Он выпрямился. Лицо ничего не выражало, но, прежде чем заговорить, он судорожно сглотнул.
Когда же именно? Может, намеревалась отложить разговор до того времени, когда Томасу исполнится двадцать один год? – спросил он, гневно раздувая ноздри.
Нет. Я хотела сделать это в ближайшее время. Я пыталась сказать тебе еще вчера вечером, но… – Ее голос предательски дрогнул.
Витор железными пальцами взял Эшли за локоть.
– Пойдем-ка отсюда, – сказал он, выходя в коридор.
В Эшли шевельнулось чувство протеста. Может быть, его гнев и оправдан, но она не позволит обращаться с собой как с какой-то преступницей. Эшли попыталась было высвободиться, но Витор не отпускал.
– Совсем не обязательно тащить меня под конвоем, – запротестовала она, когда они вошли в гостиную, и вырвала руку.
– А тебе не обязательно обманывать меня. – Витор закрыл дверь и, сжав кулаки, повернулся к ней. – Как ты смела скрывать, что у меня есть сын? – яростно зарычал он.
Эшли вздрогнула словно от удара, но решимости не потеряла. Хотя его гнев пугал ее, хотя она чувствовала свою вину, но запугивать себя, командовать собой не позволит. В конце концов, на карту поставлено будущее Томаса.

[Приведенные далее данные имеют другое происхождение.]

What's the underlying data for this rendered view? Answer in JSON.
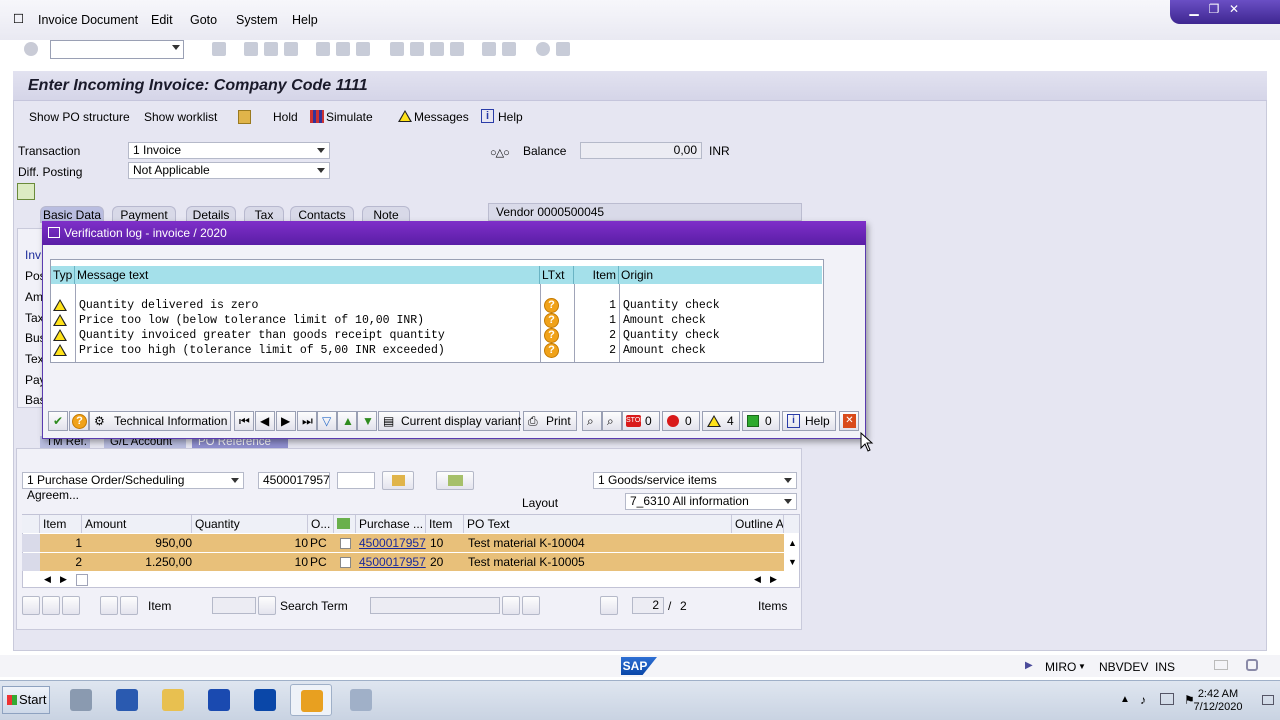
{
  "menubar": {
    "items": [
      "Invoice Document",
      "Edit",
      "Goto",
      "System",
      "Help"
    ]
  },
  "window": {
    "minimize": "▁",
    "restore": "❐",
    "close": "✕"
  },
  "main": {
    "title": "Enter Incoming Invoice: Company Code 1111",
    "app_toolbar": {
      "show_po_structure": "Show PO structure",
      "show_worklist": "Show worklist",
      "hold": "Hold",
      "simulate": "Simulate",
      "messages": "Messages",
      "help": "Help"
    },
    "transaction_label": "Transaction",
    "transaction_value": "1 Invoice",
    "diff_posting_label": "Diff. Posting",
    "diff_posting_value": "Not Applicable",
    "balance_label": "Balance",
    "balance_value": "0,00",
    "balance_currency": "INR",
    "tabs": [
      "Basic Data",
      "Payment",
      "Details",
      "Tax",
      "Contacts",
      "Note"
    ],
    "vendor": "Vendor 0000500045",
    "side_labels": [
      "Inv",
      "Pos",
      "Am",
      "Tax",
      "Bus",
      "Tex",
      "Pay",
      "Bas"
    ],
    "lower_tabs": [
      "TM Ref.",
      "G/L Account",
      "PO Reference"
    ],
    "po_ref_type": "1 Purchase Order/Scheduling Agreem...",
    "po_number": "4500017957",
    "goods_service": "1 Goods/service items",
    "layout_label": "Layout",
    "layout_value": "7_6310 All information",
    "grid": {
      "headers": [
        "Item",
        "Amount",
        "Quantity",
        "O...",
        "",
        "Purchase ...",
        "Item",
        "PO Text",
        "Outline A"
      ],
      "rows": [
        {
          "item": "1",
          "amount": "950,00",
          "quantity": "10",
          "unit": "PC",
          "po": "4500017957",
          "po_item": "10",
          "text": "Test material K-10004"
        },
        {
          "item": "2",
          "amount": "1.250,00",
          "quantity": "10",
          "unit": "PC",
          "po": "4500017957",
          "po_item": "20",
          "text": "Test material K-10005"
        }
      ]
    },
    "bottom": {
      "item_label": "Item",
      "search_term_label": "Search Term",
      "page_current": "2",
      "page_sep": "/",
      "page_total": "2",
      "items_label": "Items"
    }
  },
  "dialog": {
    "title": "Verification log - invoice  / 2020",
    "headers": {
      "typ": "Typ",
      "message": "Message text",
      "ltxt": "LTxt",
      "item": "Item",
      "origin": "Origin"
    },
    "rows": [
      {
        "message": "Quantity delivered is zero",
        "item": "1",
        "origin": "Quantity check"
      },
      {
        "message": "Price too low (below tolerance limit of 10,00 INR)",
        "item": "1",
        "origin": "Amount check"
      },
      {
        "message": "Quantity invoiced greater than goods receipt quantity",
        "item": "2",
        "origin": "Quantity check"
      },
      {
        "message": "Price too high (tolerance limit of 5,00 INR exceeded)",
        "item": "2",
        "origin": "Amount check"
      }
    ],
    "toolbar": {
      "technical_information": "Technical Information",
      "current_display_variant": "Current display variant",
      "print": "Print",
      "stop_count": "0",
      "error_count": "0",
      "warning_count": "4",
      "success_count": "0",
      "help": "Help"
    }
  },
  "statusbar": {
    "logo": "SAP",
    "transaction": "MIRO",
    "system": "NBVDEV",
    "mode": "INS"
  },
  "taskbar": {
    "start": "Start",
    "time": "2:42 AM",
    "date": "7/12/2020"
  },
  "colors": {
    "dialog_title": "#6a25b8",
    "table_header": "#a4e0ea",
    "grid_row": "#e8c07a",
    "warning": "#ffe21a"
  }
}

Ты же не поверил мне, что я ничем не расстраивала Саймона перед гонками. Не поверил бы, и если бы я сказала, что ношу твоего ребенка. – Голос Эшли слегка дрожал, несмотря на все усилия казаться спокойной. Она вздернула подбородок. – Такой ответ тебя устраивает? Кстати, с твоими бесконечными деловыми поездками у тебя останется не слишком-то много времени для Томаса, – продолжала она, – и…
Такой ответ меня не устраивает, – ответил Витор. При свете свечей его глаза сверкали, как стальные лезвия. – Хотя в то время я действительно вряд ли поверил бы, но ведь это было уже два года назад. Времени, чтобы рассказать мне, было вполне достаточно, и то, что ты молчала, – это уже самая настоящая ложь.
Прости меня. – Эшли посмотрела ему прямо в глаза. – Мне очень жаль.
Жаль? – взорвался Витор. – Ты лишила меня возможности участвовать в жизни моего сына, а теперь говоришь, что тебе жаль?
Откуда же я могла знать, что ты этого хочешь? – возразила Эшли, ощущая, как чувство вины сменяется гневом. – То, что случилось в Синтре, не имело для тебя особого значения, так почему должен был иметь значение результат? Хорошо, мое молчание было ошибкой, – поспешно продолжала она, заметив, что он нахмурился, – но ведь ты мог бы и не признать, что Томас твой сын.
Конечно, он мой сын, – раздраженно бросил Витор. – Он не только похож на меня, но и чувствует и ведет себя как я. Честно признаюсь, у меня возникали кое-какие мысли, но… А ты, ты жалеешь, что сказала Саймону, что это его ребенок?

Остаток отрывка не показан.